Category Archives: Technical

The New Zooniverse Home

If you visit Zooniverse Home today you may notice that a few things have changed. For a while now we’ve wanted to improve the design of the site to better handle the growing range of projects that are part of the Zooniverse. With the updates released today we’ve completely reworked the look and feel of the site. We’ve organised projects into different categories, starting with Space, Climate and Humanities. There are lots of new categories coming soon.

Today we’re also launching an entirely new type of project as part of ‘Zooniverse Labs’. To date all Zooniverse projects come with the guarantee that your work will contribute directly toward real research output (usually academic papers), however this can make it hard to try new ideas. As the name suggests, Zooniverse Labs is about experimentation and we’re excited about launching new, often smaller-scale websites that continue to stretch the boundaries of science online. More news on this very soon.

Another new part of the redesigned Zooniverse homepage is the ‘My Projects’ section that allows you to see your contributions to the Zooniverse, and what else you might like to try out. This part of the site is very much in beta, and we hope to add to it in the coming months.

We hope you like the new look, and that it helps you explore more of what the Zooniverse has to offer.
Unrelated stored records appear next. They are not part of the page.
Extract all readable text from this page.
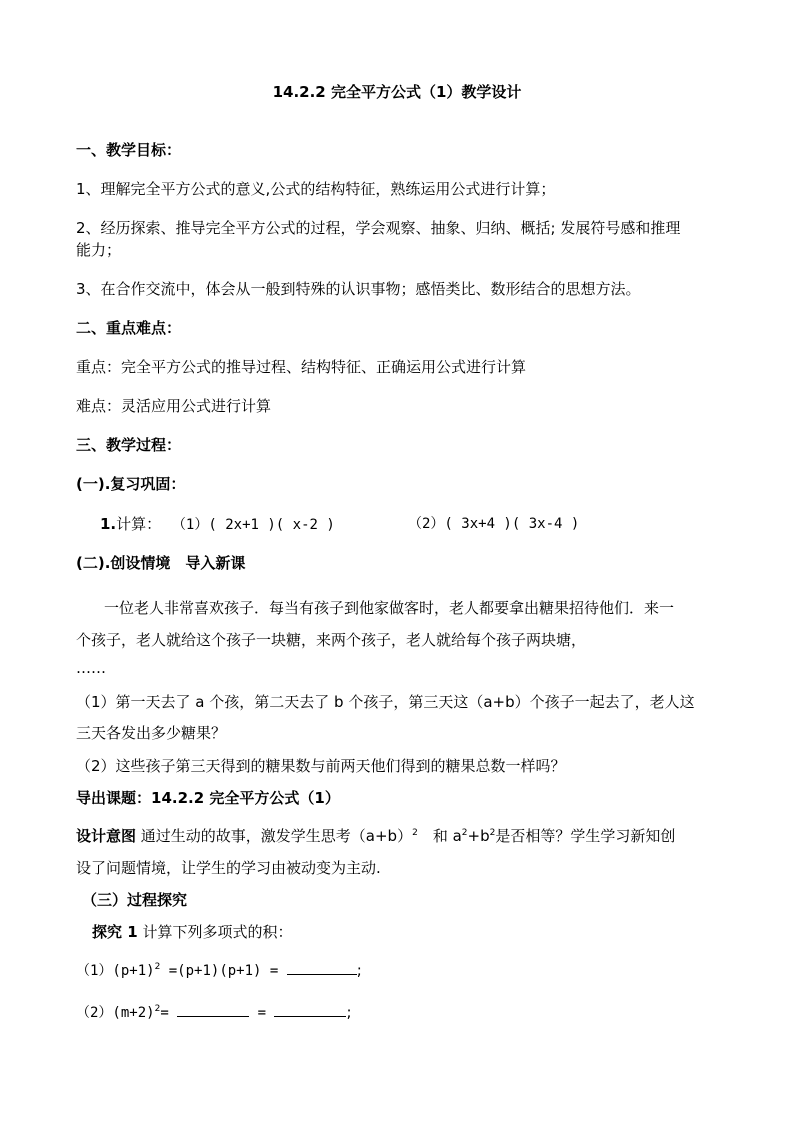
14.2.2 完全平方公式（1）教学设计
一、教学目标：
1、理解完全平方公式的意义,公式的结构特征，熟练运用公式进行计算；
2、经历探索、推导完全平方公式的过程，学会观察、抽象、归纳、概括; 发展符号感和推理
能力；
3、在合作交流中，体会从一般到特殊的认识事物；感悟类比、数形结合的思想方法。
二、重点难点：
重点：完全平方公式的推导过程、结构特征、正确运用公式进行计算
难点：灵活应用公式进行计算
三、教学过程：
(一).复习巩固：
1.计算： （1）( 2x+1 )( x-2 )	（2）( 3x+4 )( 3x-4 )
(二).创设情境　导入新课
一位老人非常喜欢孩子．每当有孩子到他家做客时，老人都要拿出糖果招待他们．来一
个孩子，老人就给这个孩子一块糖，来两个孩子，老人就给每个孩子两块塘，
……
（1）第一天去了 a 个孩，第二天去了 b 个孩子，第三天这（a+b）个孩子一起去了，老人这
三天各发出多少糖果？
（2）这些孩子第三天得到的糖果数与前两天他们得到的糖果总数一样吗？
导出课题：14.2.2 完全平方公式（1）
设计意图 通过生动的故事，激发学生思考$(a+b)^2$　和 $a^2+b^2$是否相等？学生学习新知创
设了问题情境，让学生的学习由被动变为主动.
（三）过程探究
探究 1 计算下列多项式的积：
$(1)(p+1)^2 =(p+1)(p+1)$ =	;
$(2)(m+2)^2=$	=	;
Recent downtime at The Zooniverse

Last week the majority of The Zooniverse websites suffered their first major outage for over 2 years. Firstly I wanted to reassure you that the valuable classifications you all provide was always secure but perhaps more importantly I wanted to say sorry – we should have recovered more quickly from this incident and we’ll be working hard this week to put better systems in place to enable us to recover more rapidly in the future.

For those who’d like more of the gory details, read on…

Some background

Many of you will know the story of the launch of the original Galaxy Zoo (in July 2007); just a few hours after launch the website hosted by the SDSS web team and Johns Hopkins University crashed under the strain of thousands of visitors to the site. Thankfully due to the heroic efforts of the JHU team (involving a new web server being built) the Galaxy Zoo site recovered and a community of hundreds of thousands of zooties was born.

Fast-forward to February 2009 and we were planning for the launch of Galaxy Zoo 2. This time we knew that we were going to have a busy launch day – Chris was once again going to be on BBC breakfast. So that we could keep the site running well during the extremely busy periods we looked to commercial solutions for scalable web hosting. There are a number of potential choices in this arena but by far the most popular and reliable service was that offered by Amazon (yes the book store) and their Web Services platform. While I won’t dig into the technical details of Amazon Web Services (AWS) here, the fundamental difference when running web sites on AWS is that you have a collection of ‘virtual machines’ rather than physical servers.

If any of you have ever run Virtual PC or VMWare on your own computer then you’ll already realise that using machine virtualisation it’s possible to run a number of virtual machines on a single physical computer. This is exactly what AWS do except they do it at a massive scale (millions of virtual machines) and have some fantastic tools to help you build new virtual servers. One particularly attractive feature of using these virtual machines is that you can essentially have as many as you want and you only pay by the hour. At one point on the Galaxy Zoo 2 launch day we had 20 virtual machines running the Galaxy Zoo website, API and databases. 2 days later we were running only 3. The ability to scale up (and down) in realtime the number of virtual machines means that we are able to cope with huge variations in the traffic that a particular Zooniverse site may be receiving.

The outage last week

As I write this blog post we currently have 22 virtual servers running on AWS. That includes all of The Zooniverse projects, the database servers, caching servers for Planet Hunters, our blogs, the forums and Talk and much more. Amazon have a number of hosting ‘regions’ that are essentially different geographical locations where they have datacenters. We happen to host in the ‘us-east’ region in Virginia – conveniently placed for both Europe and American traffic.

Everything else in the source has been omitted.